Tra i dati in pubblicazione la prossima settimana spiccheranno probabilmente gli indicatori del sentiment economico. Lunedì verrà reso noto l’indicatore del clima economico per l’Eurozona e gli Stati membri. Si prevede un ulteriore peggioramento. Martedì conosceremo l’indice dei responsabili degli acquisti del NBS per il comparto manifatturiero e il settore dei servizi in Cina. Avremo inoltre indicazioni sulla produzione industriale e sulla fiducia dei consumatori in Giappone. Sono altresì attesi l’indice dei responsabili degli acquisti Chicago MNI, l’indice della fiducia dei consumatori del Conference-Board per gli USA e l’indice del comparto manifatturiero della Fed di Dallas.

Mercoledì conosceremo l’indice dei responsabili degli acquisti di Caixin per il settore manifatturiero cinese (oggetto di grande attenzione), nonché l’indice dei responsabili degli acquisti dell’ISM per gli USA. Quanto alle vendite al dettaglio nell’Eurozona, venerdì scopriremo quale impatto ha avuto l’incremento dei prezzi al consumo. A chiudere la serie degli indicatori del sentiment sarà l’indice dell’ISM per il settore dei servizi USA, previsto per venerdì.

Altrettanto rilevanti saranno i dati sull’inflazione. Nelle principali aree geografiche si registrano segnali d’allarme sul fronte dell’inflazione. Persino minimi segnali di mitigazione sono accolti con grande favore. Lunedì saranno pubblicati i dati preliminari di maggio sull’andamento dei prezzi al consumo in Germania. Martedì conosceremo i prezzi al consumo dell’Area Euro cui seguiranno, giovedì, i prezzi di produzione nell’intera regione.

Nel complesso i rischi di un rallentamento economico e di un ulteriore rialzo dell’inflazione sono aumentati, un trend che dovrebbe trasparire anche dai dati previsti per la prossima settimana.

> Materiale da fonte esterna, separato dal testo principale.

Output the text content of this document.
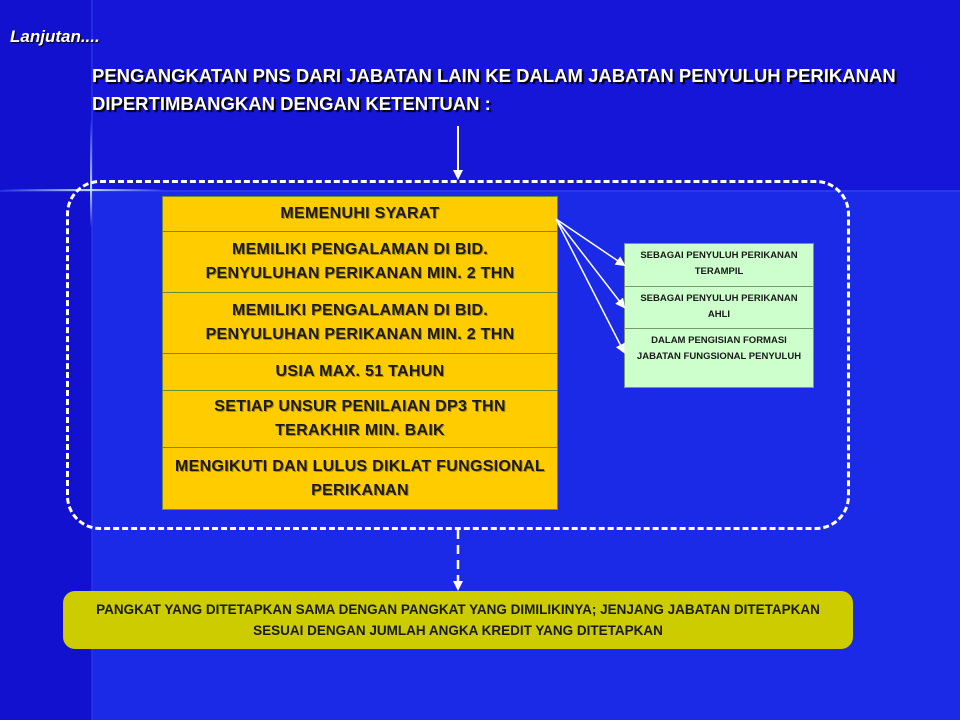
Lanjutan....
PENGANGKATAN PNS DARI JABATAN LAIN KE DALAM JABATAN PENYULUH PERIKANAN DIPERTIMBANGKAN DENGAN KETENTUAN :
MEMENUHI SYARAT
MEMILIKI PENGALAMAN DI BID. PENYULUHAN PERIKANAN MIN. 2 THN
MEMILIKI PENGALAMAN DI BID. PENYULUHAN PERIKANAN MIN. 2 THN
USIA MAX. 51 TAHUN
SETIAP UNSUR PENILAIAN DP3 THN TERAKHIR MIN. BAIK
MENGIKUTI DAN LULUS DIKLAT FUNGSIONAL PERIKANAN
SEBAGAI PENYULUH PERIKANAN TERAMPIL
SEBAGAI PENYULUH PERIKANAN AHLI
DALAM PENGISIAN FORMASI JABATAN FUNGSIONAL PENYULUH
PANGKAT YANG DITETAPKAN SAMA DENGAN PANGKAT YANG DIMILIKINYA; JENJANG JABATAN DITETAPKAN SESUAI DENGAN JUMLAH ANGKA KREDIT YANG DITETAPKAN
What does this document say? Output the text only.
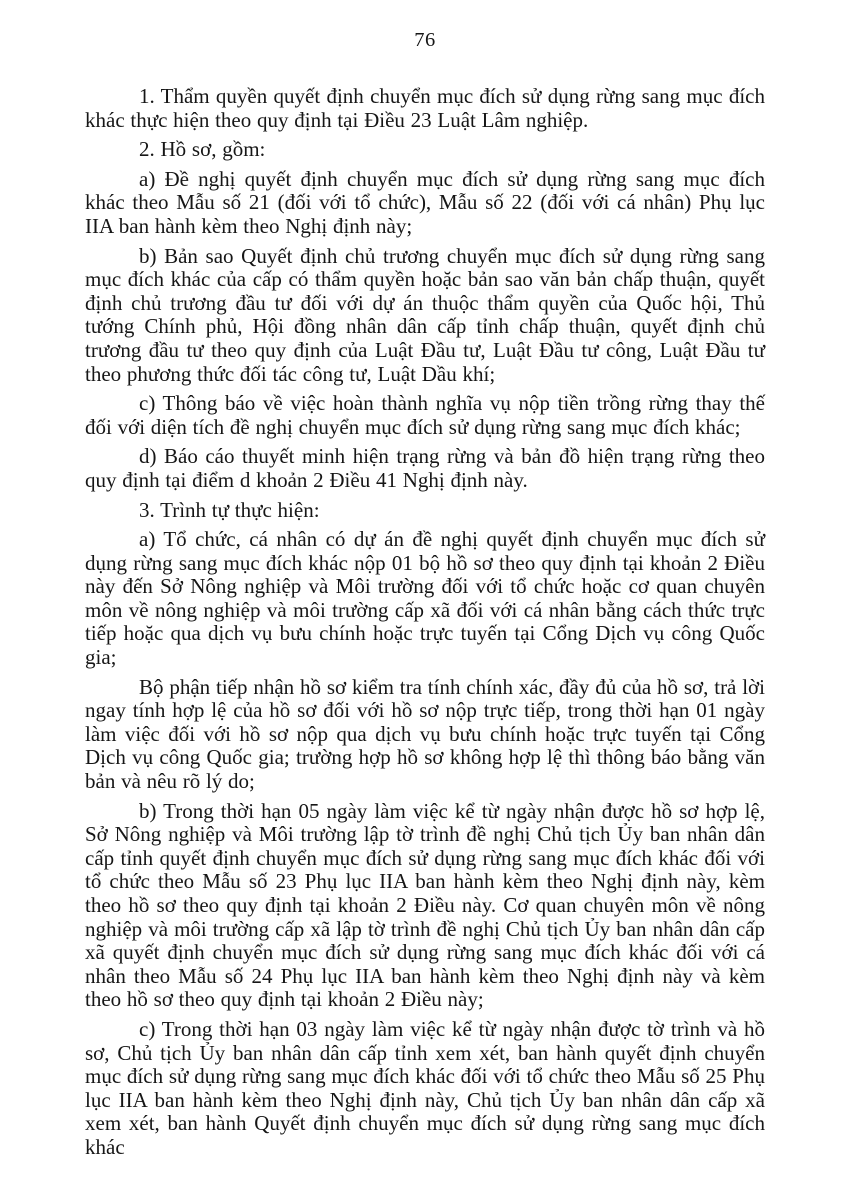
76

1. Thẩm quyền quyết định chuyển mục đích sử dụng rừng sang mục đích khác thực hiện theo quy định tại Điều 23 Luật Lâm nghiệp.

2. Hồ sơ, gồm:

a) Đề nghị quyết định chuyển mục đích sử dụng rừng sang mục đích khác theo Mẫu số 21 (đối với tổ chức), Mẫu số 22 (đối với cá nhân) Phụ lục IIA ban hành kèm theo Nghị định này;

b) Bản sao Quyết định chủ trương chuyển mục đích sử dụng rừng sang mục đích khác của cấp có thẩm quyền hoặc bản sao văn bản chấp thuận, quyết định chủ trương đầu tư đối với dự án thuộc thẩm quyền của Quốc hội, Thủ tướng Chính phủ, Hội đồng nhân dân cấp tỉnh chấp thuận, quyết định chủ trương đầu tư theo quy định của Luật Đầu tư, Luật Đầu tư công, Luật Đầu tư theo phương thức đối tác công tư, Luật Dầu khí;

c) Thông báo về việc hoàn thành nghĩa vụ nộp tiền trồng rừng thay thế đối với diện tích đề nghị chuyển mục đích sử dụng rừng sang mục đích khác;

d) Báo cáo thuyết minh hiện trạng rừng và bản đồ hiện trạng rừng theo quy định tại điểm d khoản 2 Điều 41 Nghị định này.

3. Trình tự thực hiện:

a) Tổ chức, cá nhân có dự án đề nghị quyết định chuyển mục đích sử dụng rừng sang mục đích khác nộp 01 bộ hồ sơ theo quy định tại khoản 2 Điều này đến Sở Nông nghiệp và Môi trường đối với tổ chức hoặc cơ quan chuyên môn về nông nghiệp và môi trường cấp xã đối với cá nhân bằng cách thức trực tiếp hoặc qua dịch vụ bưu chính hoặc trực tuyến tại Cổng Dịch vụ công Quốc gia;

Bộ phận tiếp nhận hồ sơ kiểm tra tính chính xác, đầy đủ của hồ sơ, trả lời ngay tính hợp lệ của hồ sơ đối với hồ sơ nộp trực tiếp, trong thời hạn 01 ngày làm việc đối với hồ sơ nộp qua dịch vụ bưu chính hoặc trực tuyến tại Cổng Dịch vụ công Quốc gia; trường hợp hồ sơ không hợp lệ thì thông báo bằng văn bản và nêu rõ lý do;

b) Trong thời hạn 05 ngày làm việc kể từ ngày nhận được hồ sơ hợp lệ, Sở Nông nghiệp và Môi trường lập tờ trình đề nghị Chủ tịch Ủy ban nhân dân cấp tỉnh quyết định chuyển mục đích sử dụng rừng sang mục đích khác đối với tổ chức theo Mẫu số 23 Phụ lục IIA ban hành kèm theo Nghị định này, kèm theo hồ sơ theo quy định tại khoản 2 Điều này. Cơ quan chuyên môn về nông nghiệp và môi trường cấp xã lập tờ trình đề nghị Chủ tịch Ủy ban nhân dân cấp xã quyết định chuyển mục đích sử dụng rừng sang mục đích khác đối với cá nhân theo Mẫu số 24 Phụ lục IIA ban hành kèm theo Nghị định này và kèm theo hồ sơ theo quy định tại khoản 2 Điều này;

c) Trong thời hạn 03 ngày làm việc kể từ ngày nhận được tờ trình và hồ sơ, Chủ tịch Ủy ban nhân dân cấp tỉnh xem xét, ban hành quyết định chuyển mục đích sử dụng rừng sang mục đích khác đối với tổ chức theo Mẫu số 25 Phụ lục IIA ban hành kèm theo Nghị định này, Chủ tịch Ủy ban nhân dân cấp xã xem xét, ban hành Quyết định chuyển mục đích sử dụng rừng sang mục đích khác
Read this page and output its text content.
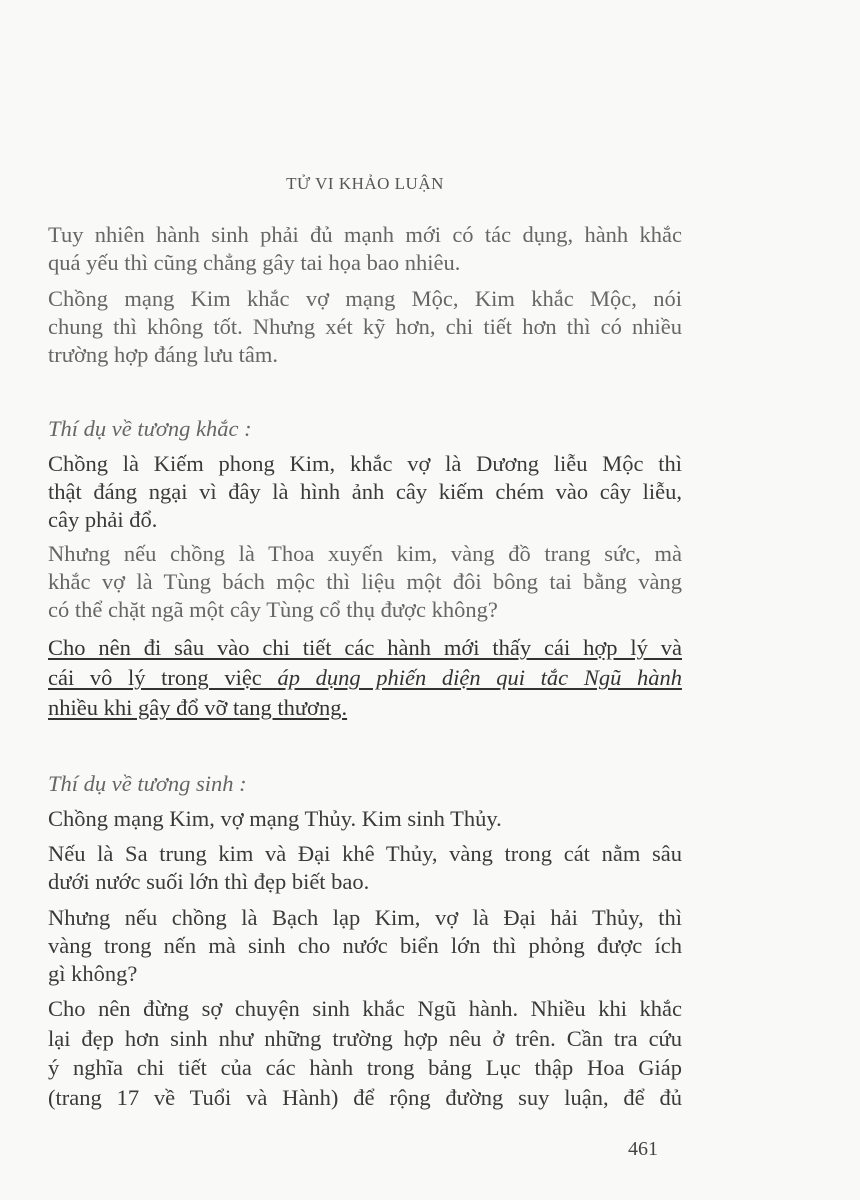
TỬ VI KHẢO LUẬN
Tuy nhiên hành sinh phải đủ mạnh mới có tác dụng, hành khắc
quá yếu thì cũng chẳng gây tai họa bao nhiêu.
Chồng mạng Kim khắc vợ mạng Mộc, Kim khắc Mộc, nói
chung thì không tốt. Nhưng xét kỹ hơn, chi tiết hơn thì có nhiều
trường hợp đáng lưu tâm.
Thí dụ về tương khắc :
Chồng là Kiếm phong Kim, khắc vợ là Dương liễu Mộc thì
thật đáng ngại vì đây là hình ảnh cây kiếm chém vào cây liễu,
cây phải đổ.
Nhưng nếu chồng là Thoa xuyến kim, vàng đồ trang sức, mà
khắc vợ là Tùng bách mộc thì liệu một đôi bông tai bằng vàng
có thể chặt ngã một cây Tùng cổ thụ được không?
Cho nên đi sâu vào chi tiết các hành mới thấy cái hợp lý và
cái vô lý trong việc áp dụng phiến diện qui tắc Ngũ hành
nhiều khi gây đổ vỡ tang thương.
Thí dụ về tương sinh :
Chồng mạng Kim, vợ mạng Thủy. Kim sinh Thủy.
Nếu là Sa trung kim và Đại khê Thủy, vàng trong cát nằm sâu
dưới nước suối lớn thì đẹp biết bao.
Nhưng nếu chồng là Bạch lạp Kim, vợ là Đại hải Thủy, thì
vàng trong nến mà sinh cho nước biển lớn thì phỏng được ích
gì không?
Cho nên đừng sợ chuyện sinh khắc Ngũ hành. Nhiều khi khắc
lại đẹp hơn sinh như những trường hợp nêu ở trên. Cần tra cứu
ý nghĩa chi tiết của các hành trong bảng Lục thập Hoa Giáp
(trang 17 về Tuổi và Hành) để rộng đường suy luận, để đủ
461
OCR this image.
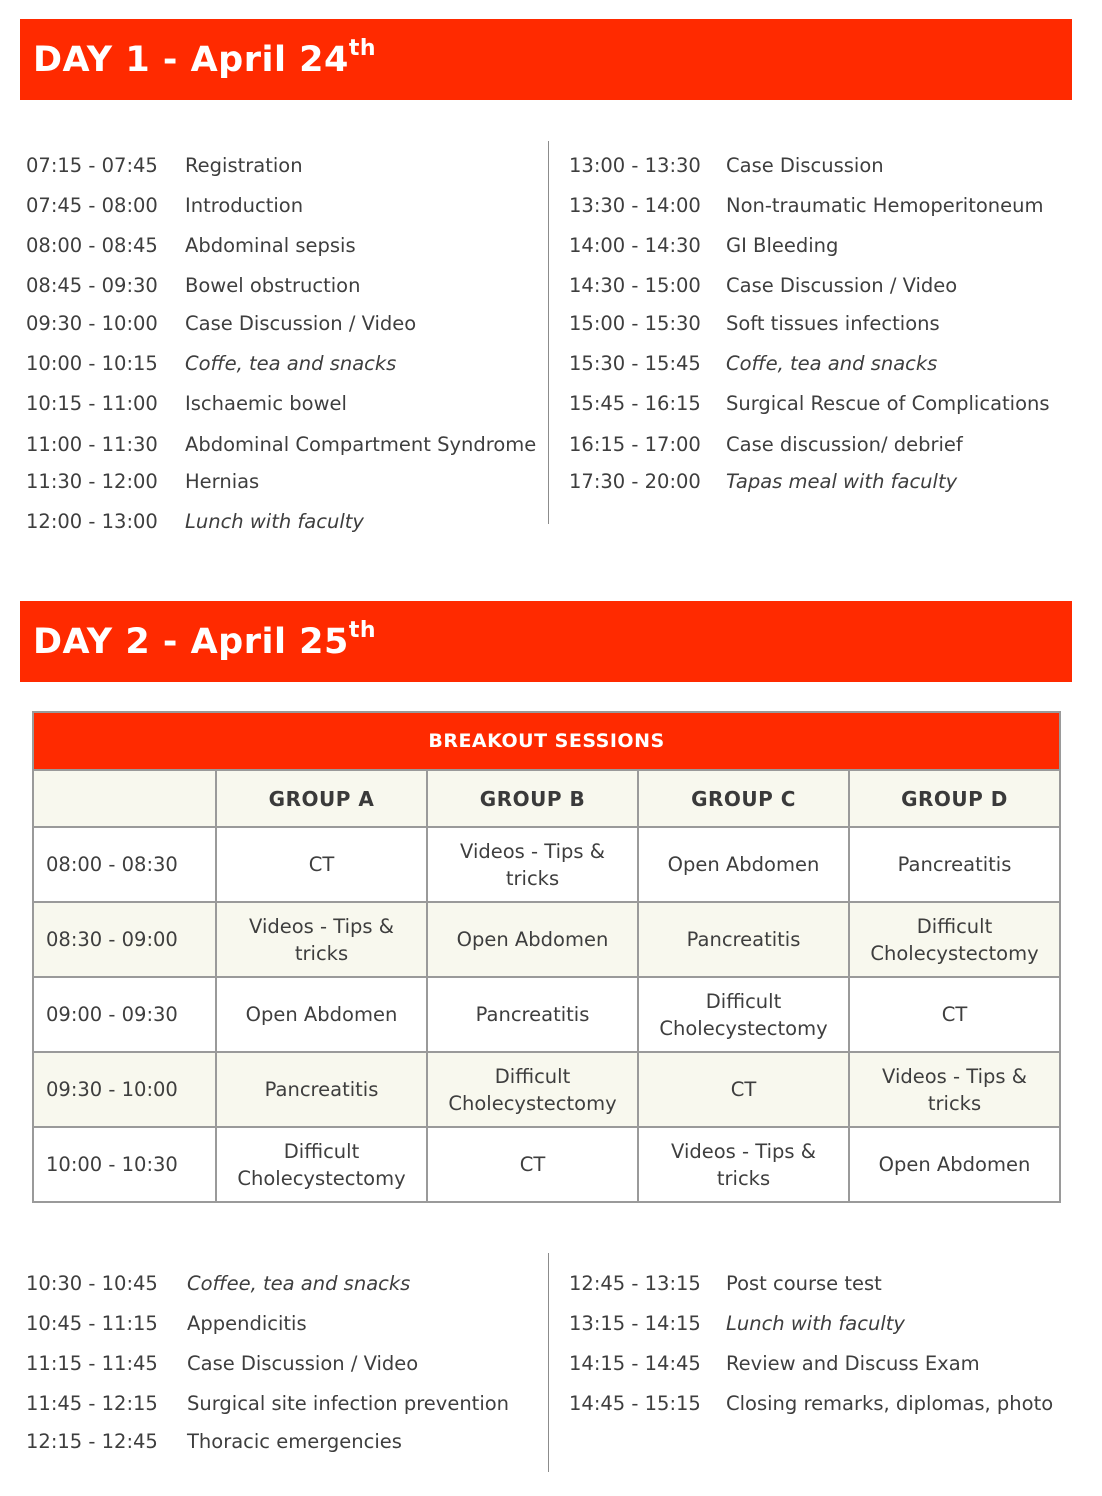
DAY 1 - April 24th
07:15 - 07:45 Registration
07:45 - 08:00 Introduction
08:00 - 08:45 Abdominal sepsis
08:45 - 09:30 Bowel obstruction
09:30 - 10:00 Case Discussion / Video
10:00 - 10:15 Coffe, tea and snacks
10:15 - 11:00 Ischaemic bowel
11:00 - 11:30 Abdominal Compartment Syndrome
11:30 - 12:00 Hernias
12:00 - 13:00 Lunch with faculty
13:00 - 13:30 Case Discussion
13:30 - 14:00 Non-traumatic Hemoperitoneum
14:00 - 14:30 GI Bleeding
14:30 - 15:00 Case Discussion / Video
15:00 - 15:30 Soft tissues infections
15:30 - 15:45 Coffe, tea and snacks
15:45 - 16:15 Surgical Rescue of Complications
16:15 - 17:00 Case discussion/ debrief
17:30 - 20:00 Tapas meal with faculty
DAY 2 - April 25th
BREAKOUT SESSIONS				
	GROUP A	GROUP B	GROUP C	GROUP D
08:00 - 08:30	CT	Videos - Tips & tricks	Open Abdomen	Pancreatitis
08:30 - 09:00	Videos - Tips & tricks	Open Abdomen	Pancreatitis	Difficult Cholecystectomy
09:00 - 09:30	Open Abdomen	Pancreatitis	Difficult Cholecystectomy	CT
09:30 - 10:00	Pancreatitis	Difficult Cholecystectomy	CT	Videos - Tips & tricks
10:00 - 10:30	Difficult Cholecystectomy	CT	Videos - Tips & tricks	Open Abdomen
10:30 - 10:45 Coffee, tea and snacks
10:45 - 11:15 Appendicitis
11:15 - 11:45 Case Discussion / Video
11:45 - 12:15 Surgical site infection prevention
12:15 - 12:45 Thoracic emergencies
12:45 - 13:15 Post course test
13:15 - 14:15 Lunch with faculty
14:15 - 14:45 Review and Discuss Exam
14:45 - 15:15 Closing remarks, diplomas, photo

Secondo un vecchio detto, l’economia è per il 50% psicologia. La condizione psicologica che emerge dal posizionamento dei gestori di fondi, dalla percentuale elevata di “orsi” tra gli investitori privati e anche dal peggioramento degli indicatori del sentiment economico è così deteriorata che potrebbe essere considerata quasi un contro-indicatore. Sebbene in ottica tattica sia tuttora consigliabile un approccio prudente all’investimento, in caso di segnali incoraggianti potremmo assistere a una repentina inversione positiva del sentiment. In base al nostro “complacency indicator” – che rapporta le valutazioni (basate sul P/E dell’indice S&P 500) al rischio (misurato dall’indice VIX, barometro della volatilità) –, i mercati sembrano tornati su solide basi (cfr. grafico della settimana).